Un mois plus tard, c’est au tour de Kroger de démentir la prétendue acceptation de paiements en Bitcoin Cash (BCH). Dans ce cas précis, les hackers ont réussi à faire passer leur fausse information sur le site officiel d’un wire. Il ne s’agit donc pas d’un activisme mis en scène mais de techniques bien plus sophistiquées et qui nécessitent de l’argent. Le hack d’une agence de distribution de presse en ligne a sûrement nécessité du monde, de faux numéros de téléphone, de fausses adresses email et beaucoup d’argent pour investir massivement dans des cryptomonnaies dans un second temps.

Je ne dirais pas que nous sommes déjà à un stade de professionnalisation, mais plutôt d’itération successive et les derniers hacks en date ont sûrement convaincu de nombreux cybercriminels de la valeur de ce genre de système. 

Doit-on généraliser l’utilisation de la blockchain pour s’assurer que les sources d’une information soient véridiques ? 

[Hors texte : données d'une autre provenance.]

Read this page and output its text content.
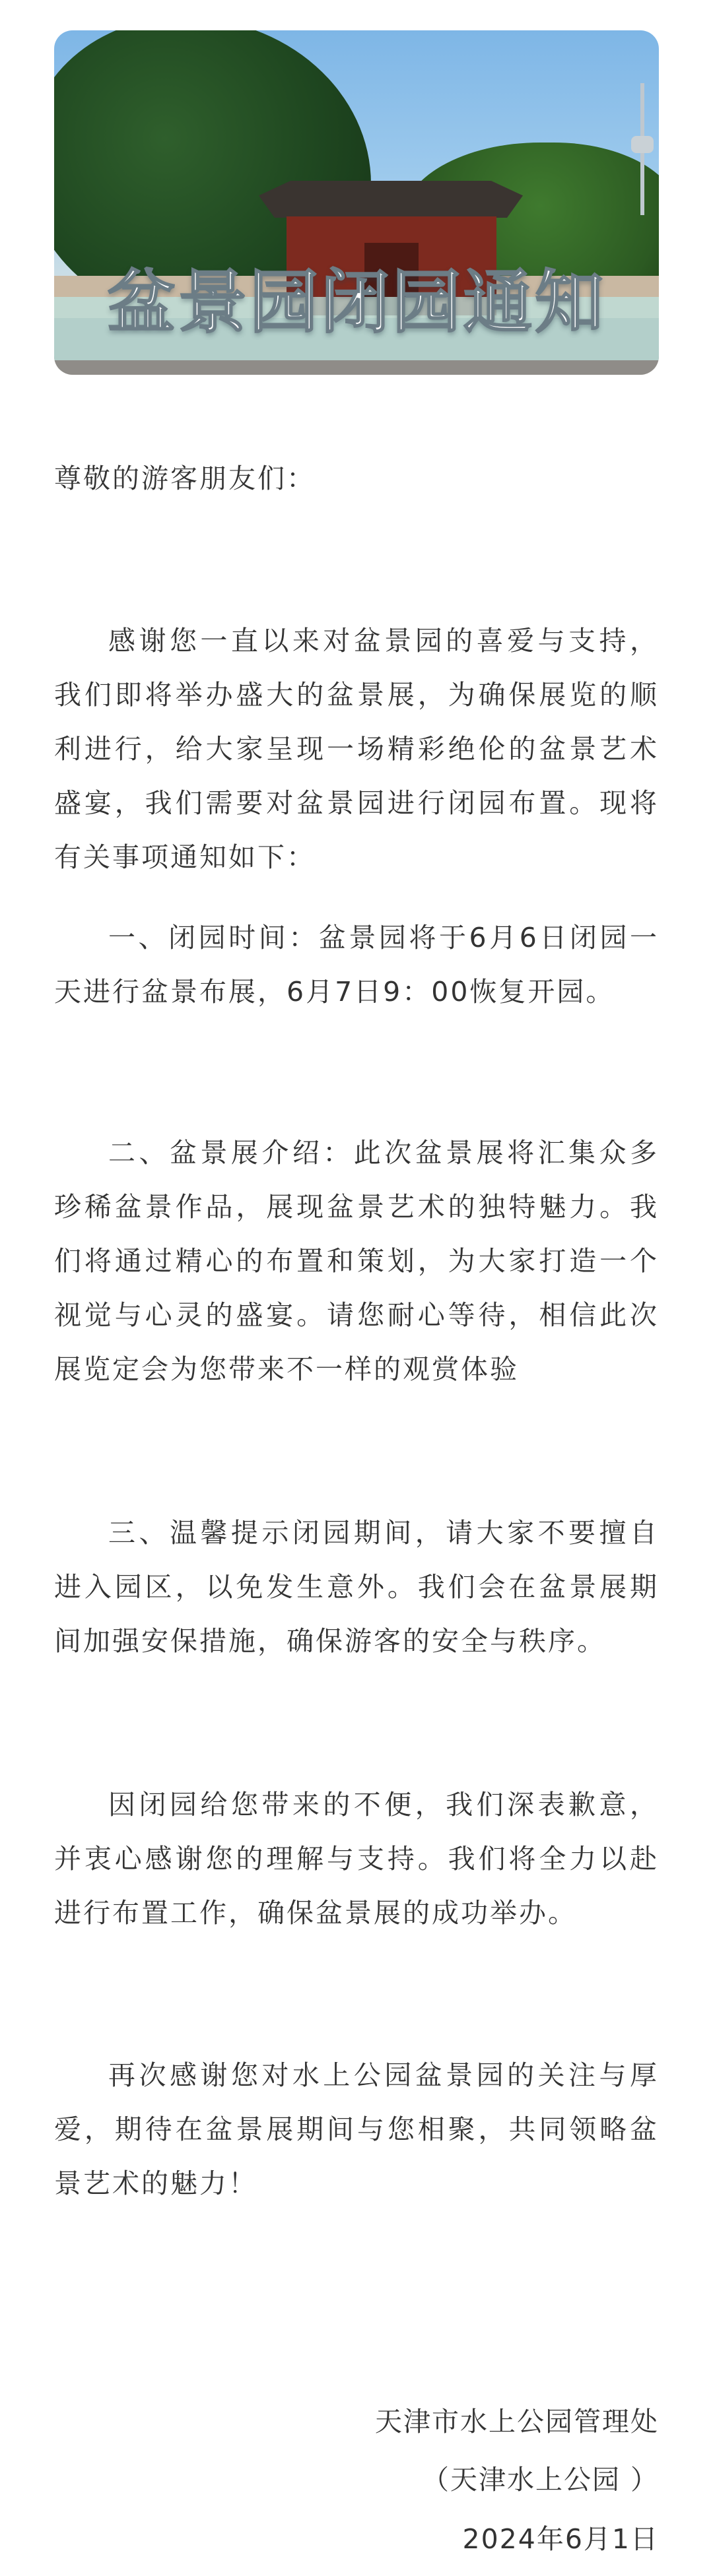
盆景园闭园通知

尊敬的游客朋友们：

感谢您一直以来对盆景园的喜爱与支持，我们即将举办盛大的盆景展，为确保展览的顺利进行，给大家呈现一场精彩绝伦的盆景艺术盛宴，我们需要对盆景园进行闭园布置。现将有关事项通知如下：

一、闭园时间：盆景园将于6月6日闭园一天进行盆景布展，6月7日9：00恢复开园。

二、盆景展介绍：此次盆景展将汇集众多珍稀盆景作品，展现盆景艺术的独特魅力。我们将通过精心的布置和策划，为大家打造一个视觉与心灵的盛宴。请您耐心等待，相信此次展览定会为您带来不一样的观赏体验

三、温馨提示闭园期间，请大家不要擅自进入园区，以免发生意外。我们会在盆景展期间加强安保措施，确保游客的安全与秩序。

因闭园给您带来的不便，我们深表歉意，并衷心感谢您的理解与支持。我们将全力以赴进行布置工作，确保盆景展的成功举办。

再次感谢您对水上公园盆景园的关注与厚爱，期待在盆景展期间与您相聚，共同领略盆景艺术的魅力！

天津市水上公园管理处

（天津水上公园 ）

2024年6月1日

La blockchain est une très bonne solution pour combattre la désinformation financière. Mais elle crée aussi des inquiétudes car beaucoup confondent encore ce système avec les cryptomonnaies en général. Nous devons souvent expliquer que Wiztrust est attaché uniquement au protocole de certification offert par la blockchain.

En plus de nos coûts technologiques, nous investissons donc aussi dans la pédagogie car sans adoption, notre produit n’a aucune valeur. Nous proposons plusieurs formations aux entreprises et aux rédactions de médias, notamment dans des journaux financiers.

Notre activité croît rapidement heureusement pour nous mais aussi malheureusement à cause de la montée en puissance de la désinformation financière. La crise du Covid a aussi été synonyme d’une prise de conscience sur ces enjeux et Wiztrust évolue grâce à la vigilance grandissante contre les risques cyber de manière générale.

Notre solution est aujourd’hui autofinancée et nous souhaitons la déployer davantage au niveau européen. Face au risque d’amende de la part d’un régulateur boursier, au risque de poursuite d’actionnaires individuels ou encore au risque financier après une manipulation en bourse ou une atteinte à la réputation, il est devenu plus facile de convaincre les grandes entreprises d’acheter Wiztrust. Cette dynamique d’investissement dans la valeur de l’information est un bien commun qui rend service à tout le monde.